Esta propiedad natural aparece en los nombres que se refieren a las cosas eternas y a la naturaleza, tales como las siguientes: los dioses (theoi), los demonios, los héroes, los hombres (anthrópoi), el alma (psyché), el cuerpo (soma).

Aparece en los nombres de las principales divinidades: Vesta (Hestía), Rea, Neptuno (Poseidôn), Plutón, Ceres (Deméter), Juno (Hera), Apolo, Minerva (Athena) etc.; y en los de los seres divinos, pero inferiores: el sol (Helios), la luna (Selene), el mes, los astros, el aire, etc.

Aparece, en fin, en los nombres, que tienen relación con la virtud, por ejemplo: la sabiduría (phrónesis), la comprensión (sýnesis), la justicia (dikaiosýne), etc.; o con lo bueno y lo bello, por ejemplo: lo ventajoso (xýmpheron), lo lucrativo (kerdaléon), lo provechoso (lusiteloun), etc.

«Crátilo» de Platón

Platón. Pensador griego, cuyo nombre real era Aristocles Podros (“Platón” era un apodo que significaba “el de la espalda ancha”), fue un filósofo que nació entre el 427 y el 428 a.C en Atenas y que falleció en la misma ciudad en el 347 a.C. Hijo de familia noble, fue educado para la política, pero al conocer a Sócrates abandonó dicha vocación para dedicarse plenamente a la filosofía, si bien siempre tuvo en cuenta la política como parte integrante de su corpus, llegando a establecer guías para la creación de una república (en el sentido de “res publica”) ideal.
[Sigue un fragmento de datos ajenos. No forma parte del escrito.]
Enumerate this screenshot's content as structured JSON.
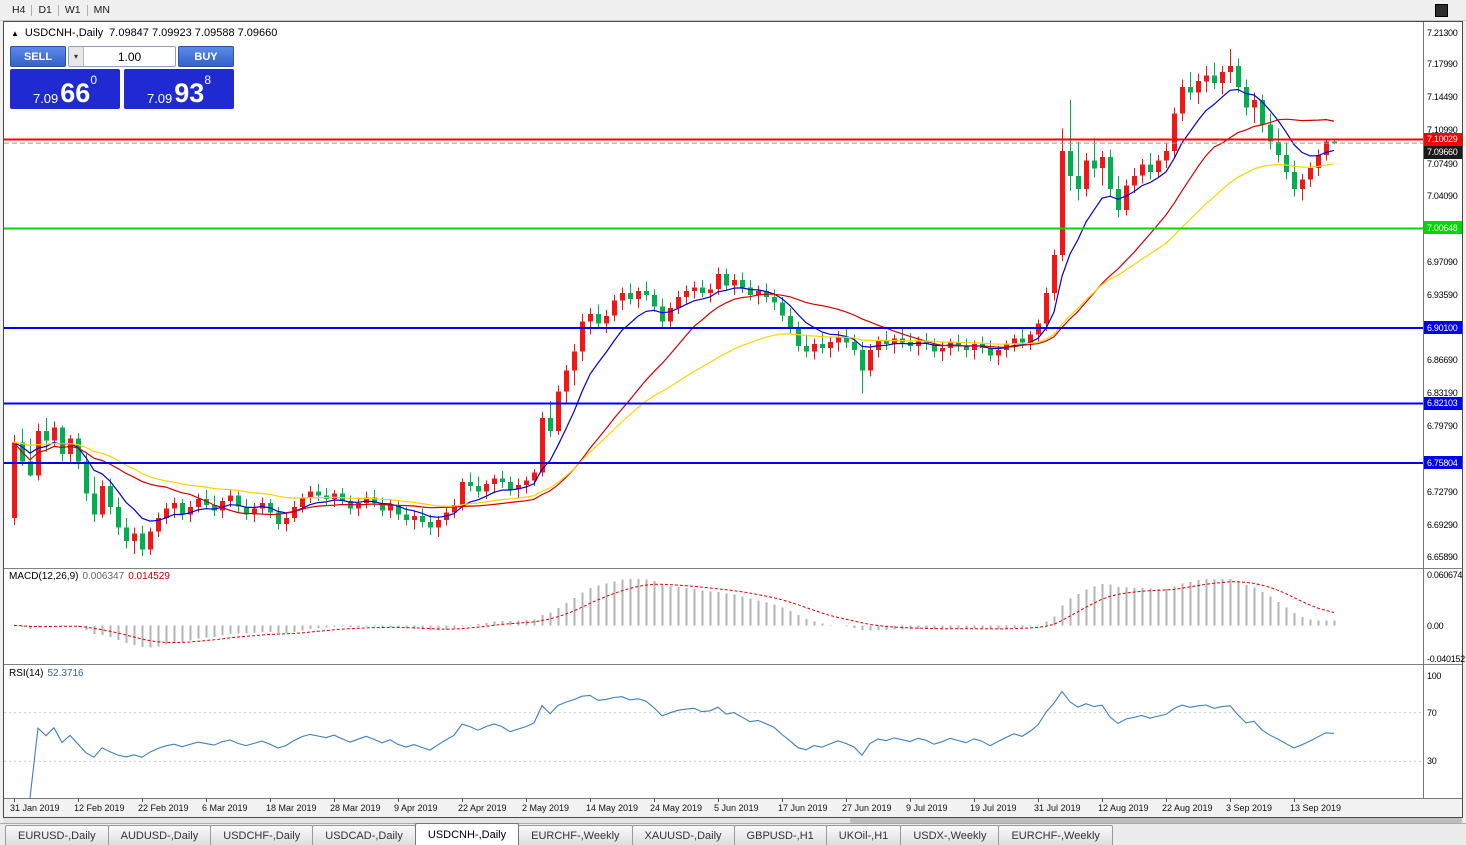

A diferencia de su maestro, Platón sí dejó obras escritas que, si bien parecen basarse en el pensamiento socrático, suponen una sistematización impresionante de conocimiento que se enfrenta a la tradición presocrática y sofista y que significará la base del pensamiento occidental. Después de uno de sus numerosos viajes (viajes que le sirvieron para conocer las ideas de los pitagóricos, de Parménides y de Anaxágoras, entre otros), fue apresado y vendido como esclavo en Egina, afortunadamente un conciudadano ateniense lo reconoció y pudo procurar su liberación.

De regreso a Grecia, Platón fundó una escuela de filosofía en Atenas que se convertiría en una Academia precursora de las actuales universidades, y donde se educaron pensadores tan prominentes como Aristóteles, hasta su cierre por decreto del emperador Justiniano en el 529 d. C.

De entre su obra habría que destacar textos como Fedón, El banquete o La república.